By Advocate.com Editors
Originally published on Advocate.com March 06 2003 12:00 AM ET
Massachusetts's high court justices on Tuesday explored the evolving definition of marriage and past bans on interracial couples as they considered whether to make Massachusetts the first state in the country to legalize marriage rights for gay men and lesbians. As part of a spirited debate, the supreme judicial court judges grilled attorneys with rapid-fire questions about the justification for banning same-sex unions. They questioned whether the state's prohibition of marriage for same-sex couples is comparable to past bans on interracial unions, why gay couples can adopt children but not wed, and how the laws could be changed without sanctioning other unions, such as polygamy.
"Why should we do something that virtually no other state has done?" Justice Judith A. Cowin asked attorney Mary Bonauto, who as civil rights project director for Boston-based Gay and Lesbian Advocates and Defenders represents seven same-sex couples seeking the right to marry. "Because it's the right thing to do," Bonauto responded. "The exclusion of these plaintiffs from marriage...discriminates on the invidious basis of sex and sexual orientation."
Assistant attorney general Judith S. Yogman argued that "limiting marriage to opposite-sex couples furthers the state's interest in fostering the link between marriage and procreation and child-rearing"--a claim that several justices challenged. "How would prohibiting same-sex couples from getting married further that link?" Justice Roderick Ireland interjected before Yogman had finished her sentence. If procreation is the central purpose of marriage, Chief Justice Margaret Marshall said, could the state then order a couple who did not have children to divorce after 10 years?
The case has attracted attention from across the country, with hundreds of organizations and individuals joining together to file a total of 26 briefs on behalf of both sides. Those filing briefs include the states of Utah, Nebraska, and South Dakota; several Catholic organizations; constitutional law professors; and civil rights organizations. Courts in Hawaii and Alaska approved marriage rights for same-sex couples, but their legislatures later approved constitutional amendments limiting marriage to opposite-sex couples. The Vermont legislature approved civil unions in 2000, giving domestic partnerships many of the benefits of marriage.
The Massachusetts case was filed in 2001, when the plaintiffs were denied marriage licenses. A superior court judge dismissed their suit in May 2002, ruling that state law does not convey the right of marriage to gay couples.
During Tuesday's hearing, Bonauto and--in particular--Yogman were interrupted repeatedly by members of the seven-judge panel, who probed the evolving definition of marriage and whether there is a rational, consistent reason for excluding gay couples from that rite. Bonauto argued there is not. "The plaintiffs stand before this court seeking nothing more and nothing less than the same respect under our laws and constitution as all other people enjoy--the same liberty right to marry the person of their choice and the same equal right to marry on the same terms applied to other people," she said.

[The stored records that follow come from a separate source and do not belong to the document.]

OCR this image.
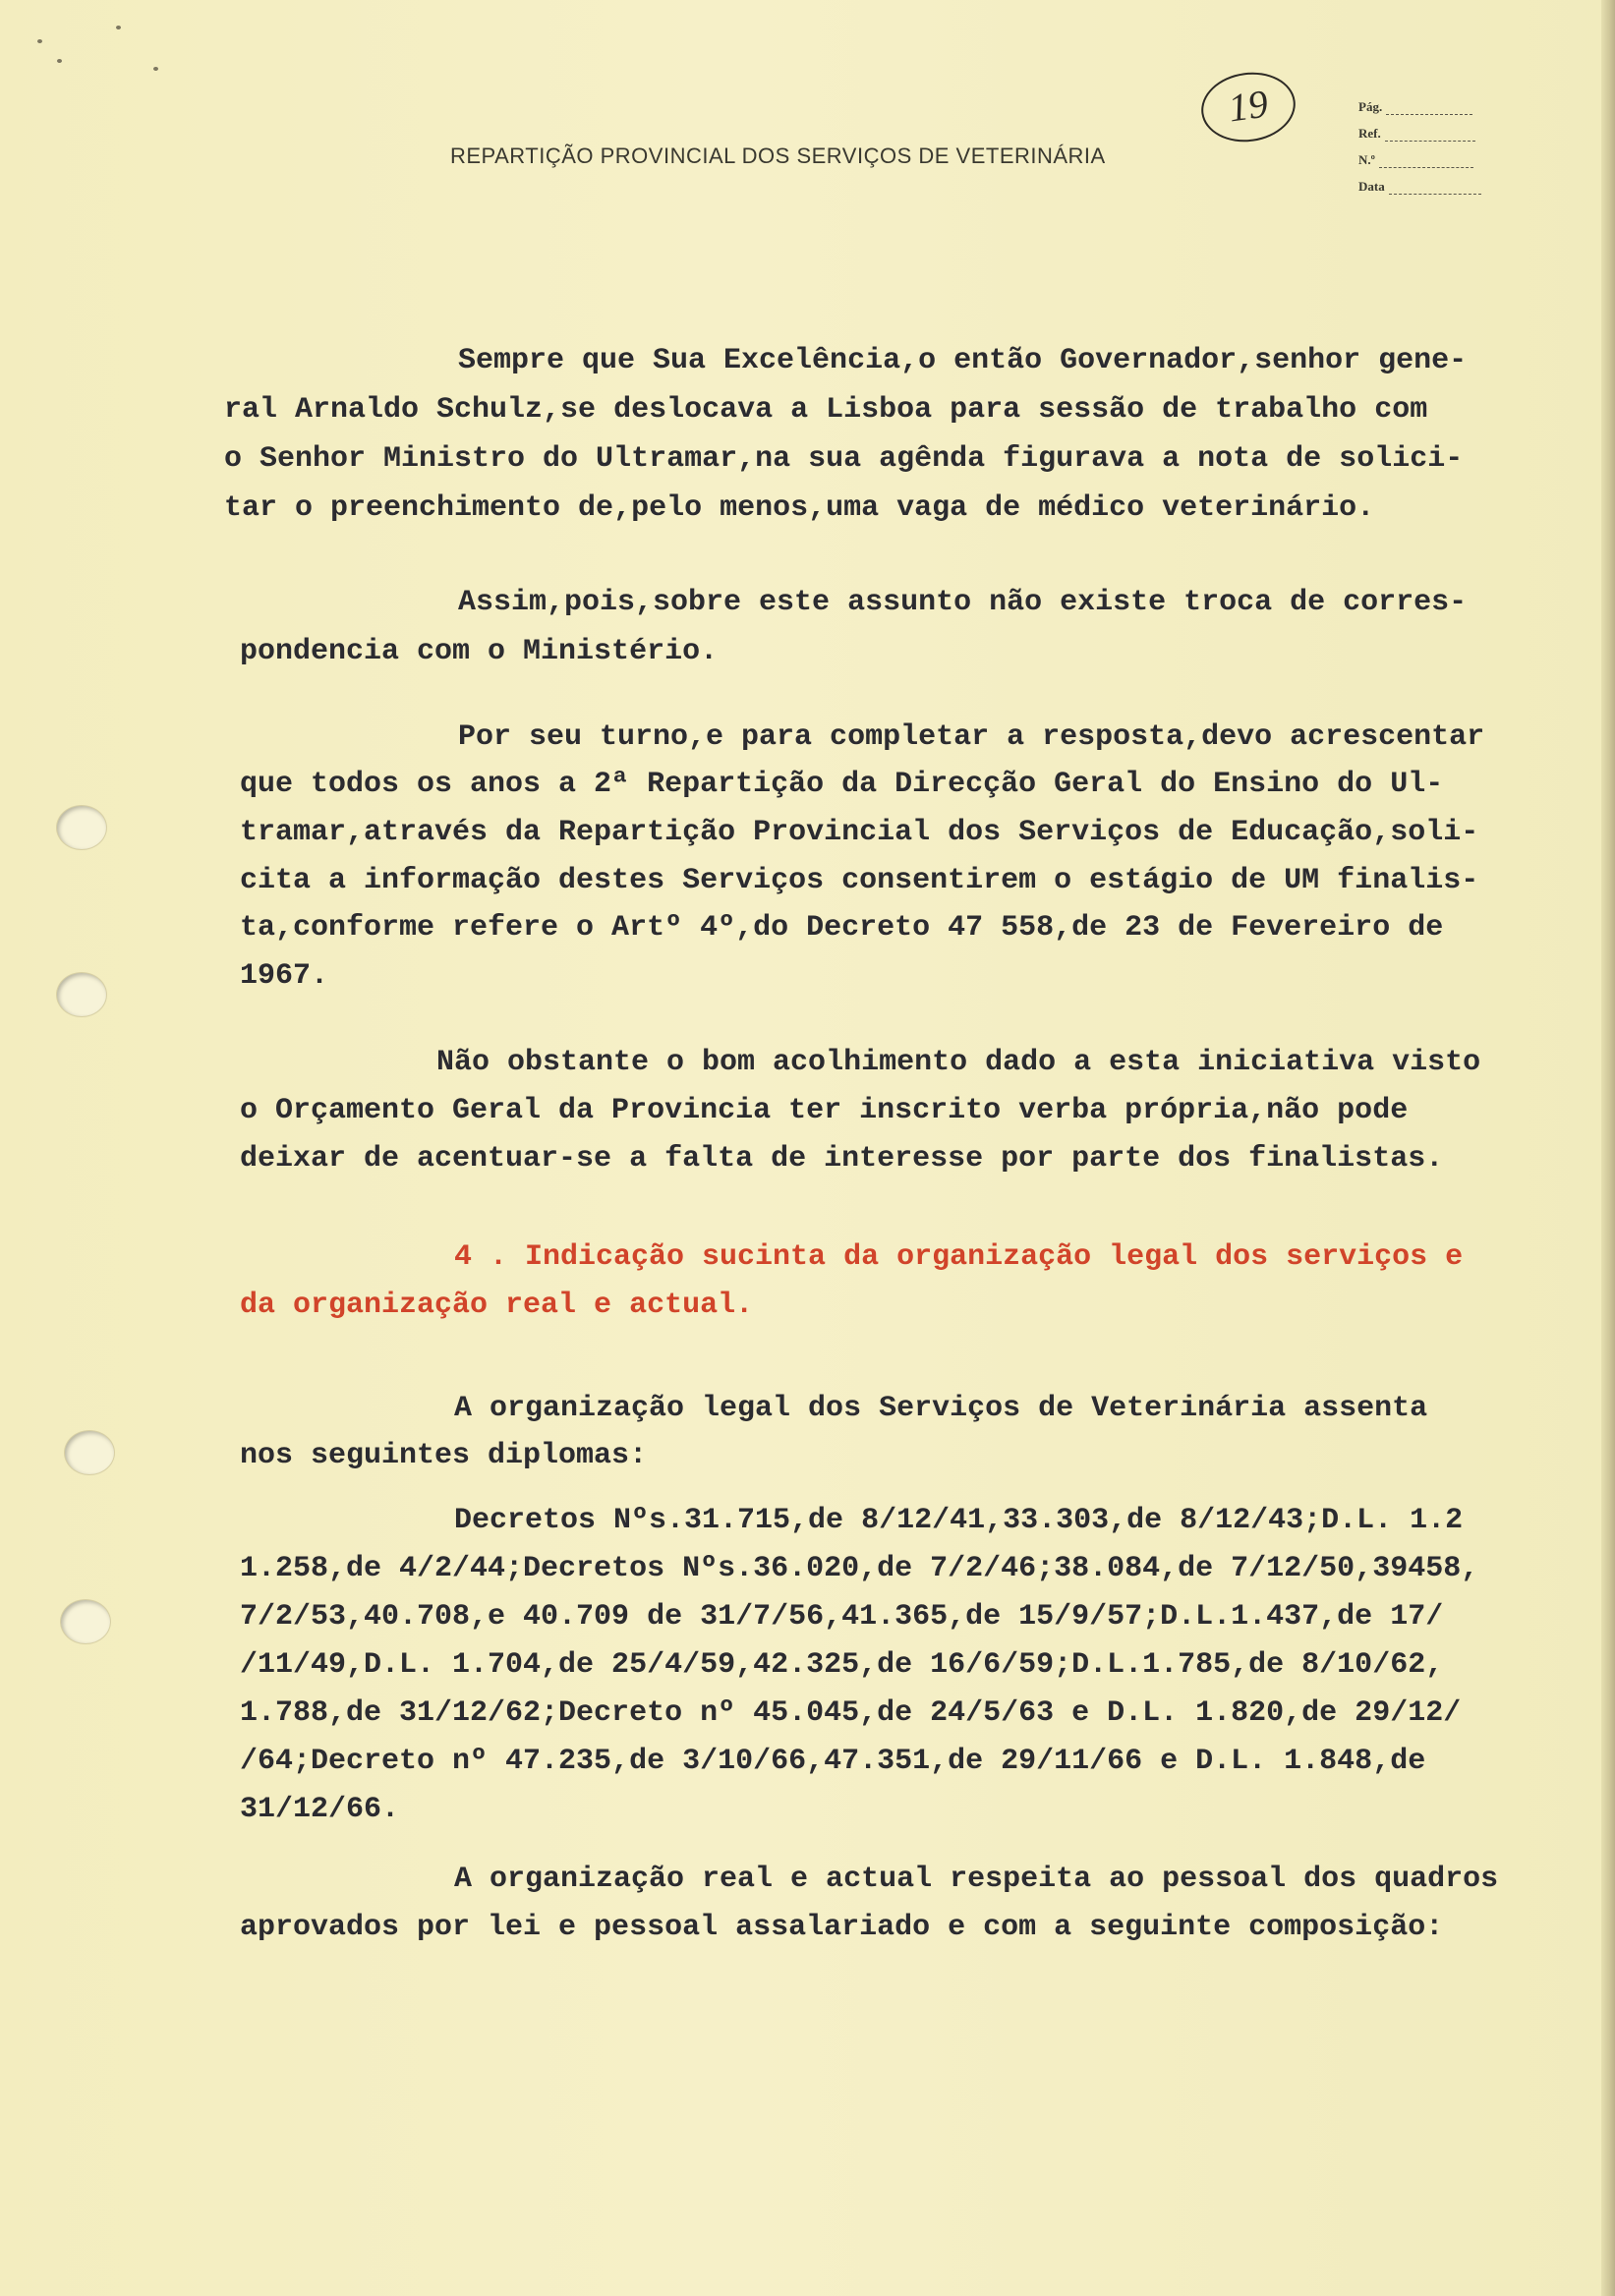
REPARTIÇÃO PROVINCIAL DOS SERVIÇOS DE VETERINÁRIA
19	Pág.
Ref.
N.º
Data
Sempre que Sua Excelência,o então Governador,senhor gene-
ral Arnaldo Schulz,se deslocava a Lisboa para sessão de trabalho com
o Senhor Ministro do Ultramar,na sua agênda figurava a nota de solici-
tar o preenchimento de,pelo menos,uma vaga de médico veterinário.
Assim,pois,sobre este assunto não existe troca de corres-
pondencia com o Ministério.
Por seu turno,e para completar a resposta,devo acrescentar
que todos os anos a 2ª Repartição da Direcção Geral do Ensino do Ul-
tramar,através da Repartição Provincial dos Serviços de Educação,soli-
cita a informação destes Serviços consentirem o estágio de UM finalis-
ta,conforme refere o Artº 4º,do Decreto 47 558,de 23 de Fevereiro de
1967.
Não obstante o bom acolhimento dado a esta iniciativa visto
o Orçamento Geral da Provincia ter inscrito verba própria,não pode
deixar de acentuar-se a falta de interesse por parte dos finalistas.
4 . Indicação sucinta da organização legal dos serviços e
da organização real e actual.
A organização legal dos Serviços de Veterinária assenta
nos seguintes diplomas:
Decretos Nºs.31.715,de 8/12/41,33.303,de 8/12/43;D.L. 1.2
1.258,de 4/2/44;Decretos Nºs.36.020,de 7/2/46;38.084,de 7/12/50,39458,
7/2/53,40.708,e 40.709 de 31/7/56,41.365,de 15/9/57;D.L.1.437,de 17/
/11/49,D.L. 1.704,de 25/4/59,42.325,de 16/6/59;D.L.1.785,de 8/10/62,
1.788,de 31/12/62;Decreto nº 45.045,de 24/5/63 e D.L. 1.820,de 29/12/
/64;Decreto nº 47.235,de 3/10/66,47.351,de 29/11/66 e D.L. 1.848,de
31/12/66.
A organização real e actual respeita ao pessoal dos quadros
aprovados por lei e pessoal assalariado e com a seguinte composição:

Carried to its extreme, however, Justice Martha Sosman contended, this same argument could justify the legalization of polygamy. "What would the difference be?" Sosman said. "These would be adults,
consenting adults, saying this is the relationship we want. How are you different from that? What's your distinction?"
Justice John Greaney compared this case to the landmark U.S. Supreme Court case Loving v. Virginia, which overturned laws against interracial marriage in 1967. "Wasn't Loving really based on the right of choice and that right not being encumbered or prohibited as a result of race?" Greaney asked Bonauto. "Isn't this the same thing?"
Yogman argued that the case does not hinge on whether permitting gay couples to marry is good public policy. That, she said, is a question for the legislature. Instead, Yogman said, the question is whether the state has a rational basis for prohibiting gay marriage, which she says it does: "Because the legislature could conceivably believe that an optimal setting for child-rearing and procreation is a family where there are one parent of each sex."
Greaney questioned, however, why gay couples are allowed to adopt children but not to marry. "How do you reconcile what to me is a paradox?" he asked Yogman.
Boston College law professor Arthur Berney, who was involved in the Loving case, said the questioning seems encouraging for the plaintiffs. "I thought the court sounded a little bit like they might go for it," Berney said. Sarah Wunsch of the Massachusetts chapter of the American Civil Liberties Union said, however, that it is often very difficult to take an accurate reading of the court. "You can't predict anything," she said.
Plaintiff Gloria Bailey, standing beside her partner of more than three decades, was more optimistic. "After 32 years, today we know the right thing is going to happen and we'll finally be able to get married," Bailey said, fighting back tears.